Morphisec concluded that the campaign surfaces a vastly growing trend, where attackers combine AI-generated content, social engineering, and resilient cloud infrastructure to bypass traditional security defenses, making awareness and verification more critical than ever.



Fake GitHub OSINT Tools Spread PyStoreRAT Malware

 

Attackers are using GitHub as part of a campaign to spread a novel JavaScript-based RAT called PyStoreRAT, masquerading as widely used OSINT, GPT, and security utilities targeting developers and analysts. The malware campaign leverages small pieces of Python or JavaScript loader code hosted on fake GitHub repositories, which silently fetch and execute remote HTML Application (HTA) files via mshta.exe, initiating a multi-stage infection chain. 

PyStoreRAT is said to be a modular, multi-stage implant that can load and execute a wide range of payload formats, including EXE, DLL, PowerShell, MSI, Python, JavaScript, and HTA modules, making it highly versatile once a breach has been established. One of the most prominent follow-on payloads is the Rhadamanthys information stealer, which specializes in the exfiltration of sensitive information, including credentials and financial data. The loaders arrive embedded in repositories branded as OSINT frameworks, DeFi trading bots, GPT wrappers, or security tools; many of these hardly work past statically showing menus or other placeholder behavior to appear legitimate.
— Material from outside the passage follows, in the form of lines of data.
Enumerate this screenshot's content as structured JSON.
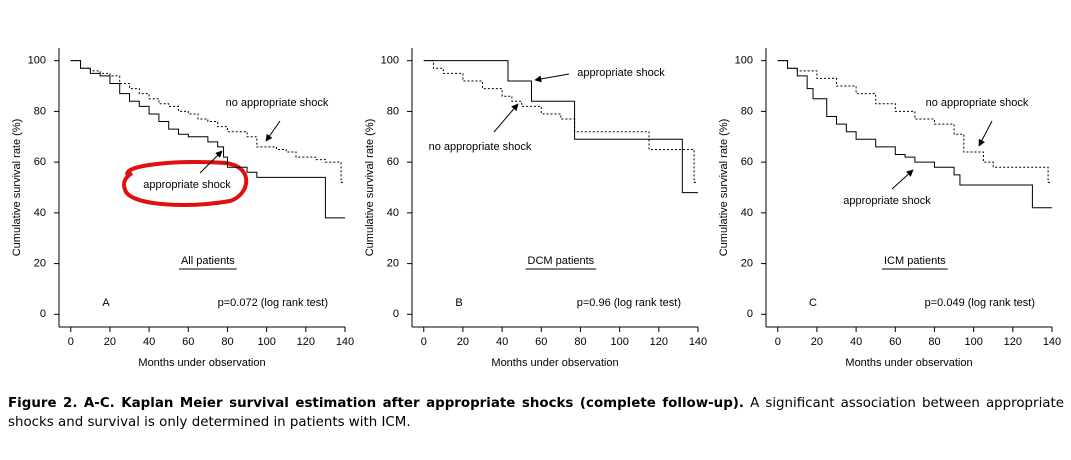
{
  "chart_data": [
    {
      "type": "step",
      "xlabel": "Months under observation",
      "ylabel": "Cumulative survival rate (%)",
      "subtitle": "All patients",
      "panel_label": "A",
      "note": "p=0.072 (log rank test)",
      "xlim": [
        -6,
        140
      ],
      "ylim": [
        -5,
        105
      ],
      "xticks": [
        0,
        20,
        40,
        60,
        80,
        100,
        120,
        140
      ],
      "yticks": [
        0,
        20,
        40,
        60,
        80,
        100
      ],
      "series": [
        {
          "name": "no appropriate shock",
          "color": "#000000",
          "dashed": true,
          "x": [
            0,
            5,
            10,
            15,
            20,
            25,
            30,
            35,
            40,
            45,
            50,
            55,
            60,
            65,
            70,
            75,
            80,
            85,
            90,
            95,
            100,
            105,
            110,
            115,
            120,
            125,
            130,
            138,
            140
          ],
          "values": [
            100,
            97,
            96,
            95,
            94,
            91,
            89,
            87,
            85,
            83,
            82,
            80,
            79,
            77,
            76,
            74,
            72,
            72,
            70,
            66,
            66,
            65,
            64,
            62,
            62,
            61,
            60,
            52,
            52
          ]
        },
        {
          "name": "appropriate shock",
          "color": "#000000",
          "dashed": false,
          "x": [
            0,
            5,
            10,
            15,
            20,
            25,
            30,
            35,
            40,
            45,
            50,
            55,
            60,
            70,
            75,
            78,
            80,
            90,
            95,
            128,
            130,
            140
          ],
          "values": [
            100,
            97,
            95,
            94,
            91,
            87,
            84,
            82,
            79,
            76,
            73,
            71,
            70,
            68,
            66,
            62,
            58,
            56,
            54,
            54,
            38,
            38
          ]
        }
      ]
    },
    {
      "type": "step",
      "xlabel": "Months under observation",
      "ylabel": "Cumulative survival rate (%)",
      "subtitle": "DCM patients",
      "panel_label": "B",
      "note": "p=0.96 (log rank test)",
      "xlim": [
        -6,
        140
      ],
      "ylim": [
        -5,
        105
      ],
      "xticks": [
        0,
        20,
        40,
        60,
        80,
        100,
        120,
        140
      ],
      "yticks": [
        0,
        20,
        40,
        60,
        80,
        100
      ],
      "series": [
        {
          "name": "appropriate shock",
          "color": "#000000",
          "dashed": false,
          "x": [
            0,
            43,
            55,
            77,
            132,
            140
          ],
          "values": [
            100,
            92,
            84,
            69,
            48,
            48
          ]
        },
        {
          "name": "no appropriate shock",
          "color": "#000000",
          "dashed": true,
          "x": [
            0,
            5,
            10,
            20,
            30,
            40,
            45,
            50,
            60,
            70,
            77,
            115,
            138,
            140
          ],
          "values": [
            100,
            97,
            95,
            92,
            89,
            86,
            84,
            82,
            79,
            77,
            72,
            65,
            52,
            52
          ]
        }
      ]
    },
    {
      "type": "step",
      "xlabel": "Months under observation",
      "ylabel": "Cumulative survival rate (%)",
      "subtitle": "ICM patients",
      "panel_label": "C",
      "note": "p=0.049 (log rank test)",
      "xlim": [
        -6,
        140
      ],
      "ylim": [
        -5,
        105
      ],
      "xticks": [
        0,
        20,
        40,
        60,
        80,
        100,
        120,
        140
      ],
      "yticks": [
        0,
        20,
        40,
        60,
        80,
        100
      ],
      "series": [
        {
          "name": "no appropriate shock",
          "color": "#000000",
          "dashed": true,
          "x": [
            0,
            5,
            10,
            20,
            30,
            40,
            50,
            60,
            70,
            80,
            90,
            95,
            105,
            110,
            138,
            140
          ],
          "values": [
            100,
            97,
            96,
            93,
            90,
            87,
            83,
            80,
            77,
            75,
            71,
            64,
            60,
            58,
            52,
            52
          ]
        },
        {
          "name": "appropriate shock",
          "color": "#000000",
          "dashed": false,
          "x": [
            0,
            5,
            10,
            15,
            18,
            25,
            30,
            35,
            40,
            50,
            60,
            65,
            70,
            80,
            90,
            93,
            130,
            140
          ],
          "values": [
            100,
            97,
            94,
            89,
            85,
            78,
            75,
            72,
            69,
            66,
            63,
            62,
            60,
            58,
            55,
            51,
            42,
            42
          ]
        }
      ]
    }
  ],
  "caption": {
    "bold": "Figure 2. A-C. Kaplan Meier survival estimation after appropriate shocks (complete follow-up).",
    "text": "A significant association between appropriate shocks and survival is only determined in patients with ICM."
  }
}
It is believed the campaign started at around mid-June 2025, with the attackers publishing new repositories at a steady pace, and then artificially inflating stars and forks by promoting those on YouTube, X, and other platforms. When these tools started gaining traction and hit GitHub's trending lists, the threat actors slipped in malicious "maintenance" commits in October and November, quietly swapping or augmenting the code to insert the loader logic. This factor of abusing GitHub's trust model and popularity signals echoes a trend seen in supply chain-like gimmicks such as Stargazers Ghost Network tactic.

Subsequently, the loader retrieves a distant HTA, which installs PyStoreRAT, a tool that profiles the system, identifies whether it has administrator privileges, and searches for cryptocurrency wallet artifacts involving services such as Ledger Live, Trezor, Exodus, Atomic, Guarda, and BitBox02. It also identifies installed anti-virus software and searches for strings such as “Falcon” and “Reason,” which are attributed to CrowdStrike and Cybereason/ReasonLabs, with what appears to be a modification of the path used to execute mshta.exe to avoid detection. 
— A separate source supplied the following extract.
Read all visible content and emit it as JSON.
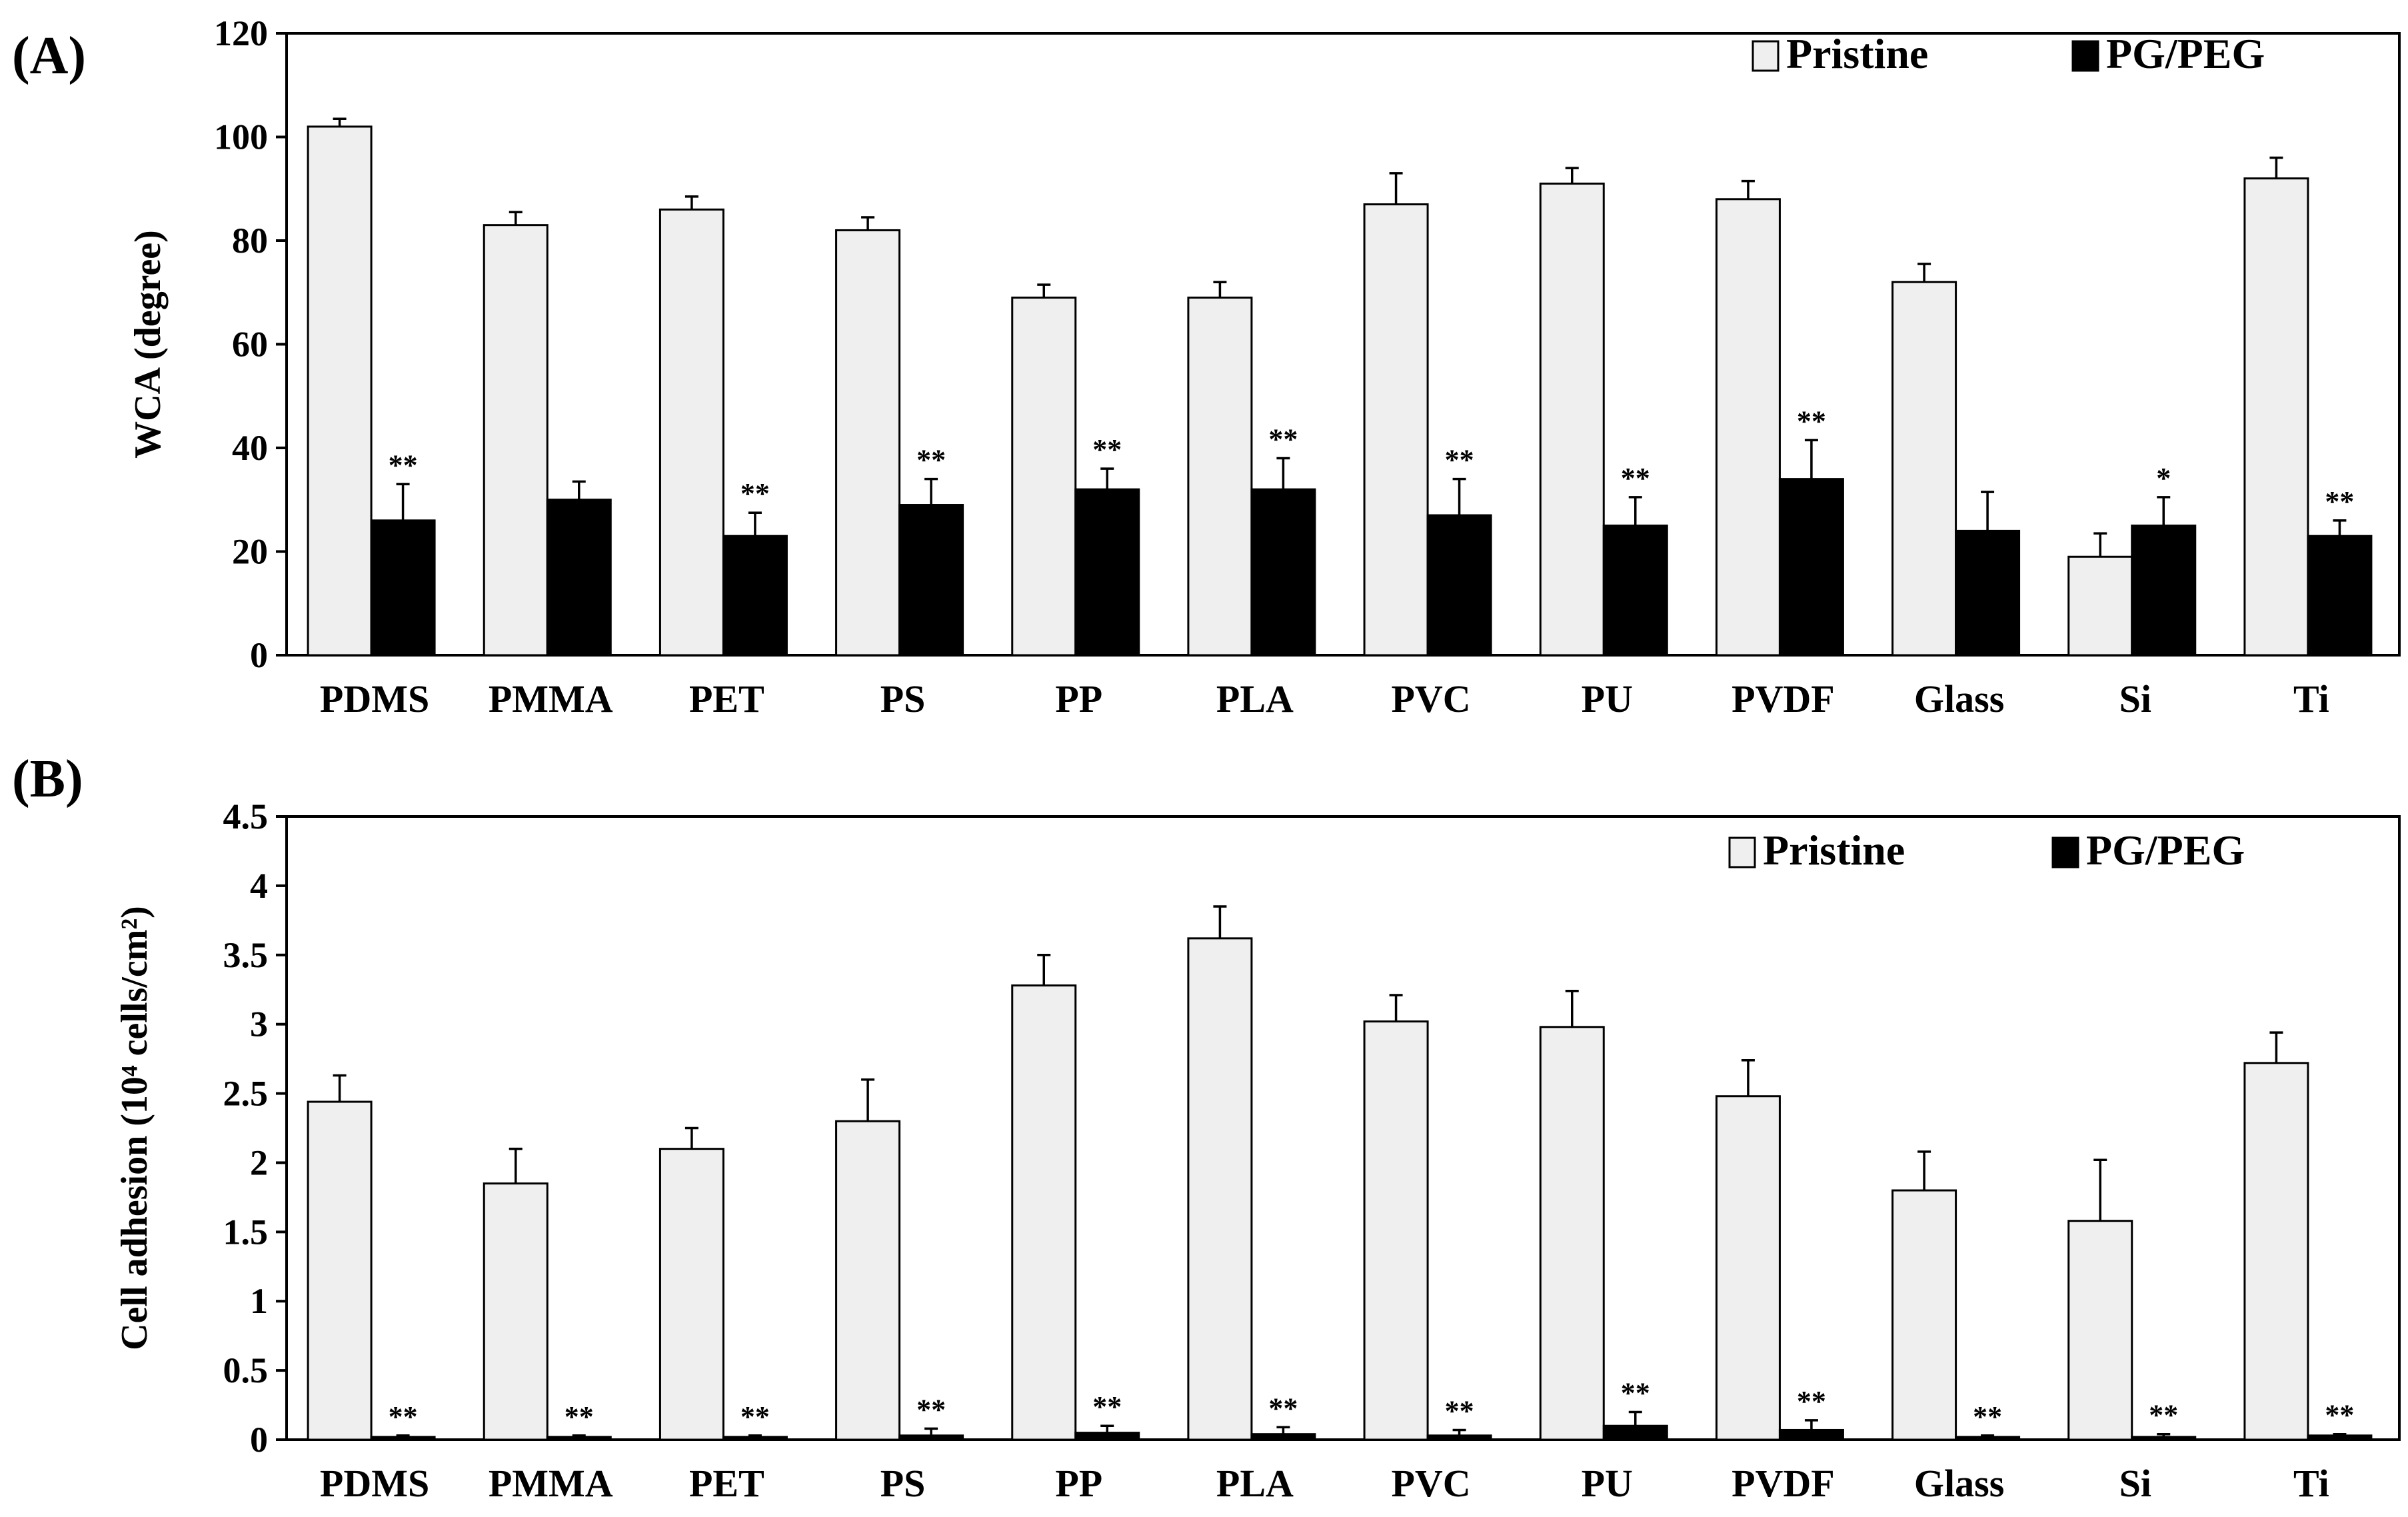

It uses a scheduled task, which is disguised as an NVIDIA self-update, with the RAT communicating with a distant server for command execution, which includes but is not limited to downloading and executing EXE payloads, delivering Rhadamanthys, unzip archives, loading malicious DLLs via rundll32.exe, unpacking MSI packages, executing PowerShell payloads within a suspended process, instantiating additional mshta.exe, and propagate via portable storage devices by embedding armed LNK documents. 

Additionally, it has the capacity to eliminate its own scheduled tasks, which is attributed to making reverse-engineering even more complicated. The Python-based weapons have revealed Russian language artifacts as well as programming conventions that indicate a probable Eastern European adversary, who has described PyStoreRAT as part of a growth toward adaptable, script-based implants that avoid common detection on a targeted environment until a very late stage in the fight.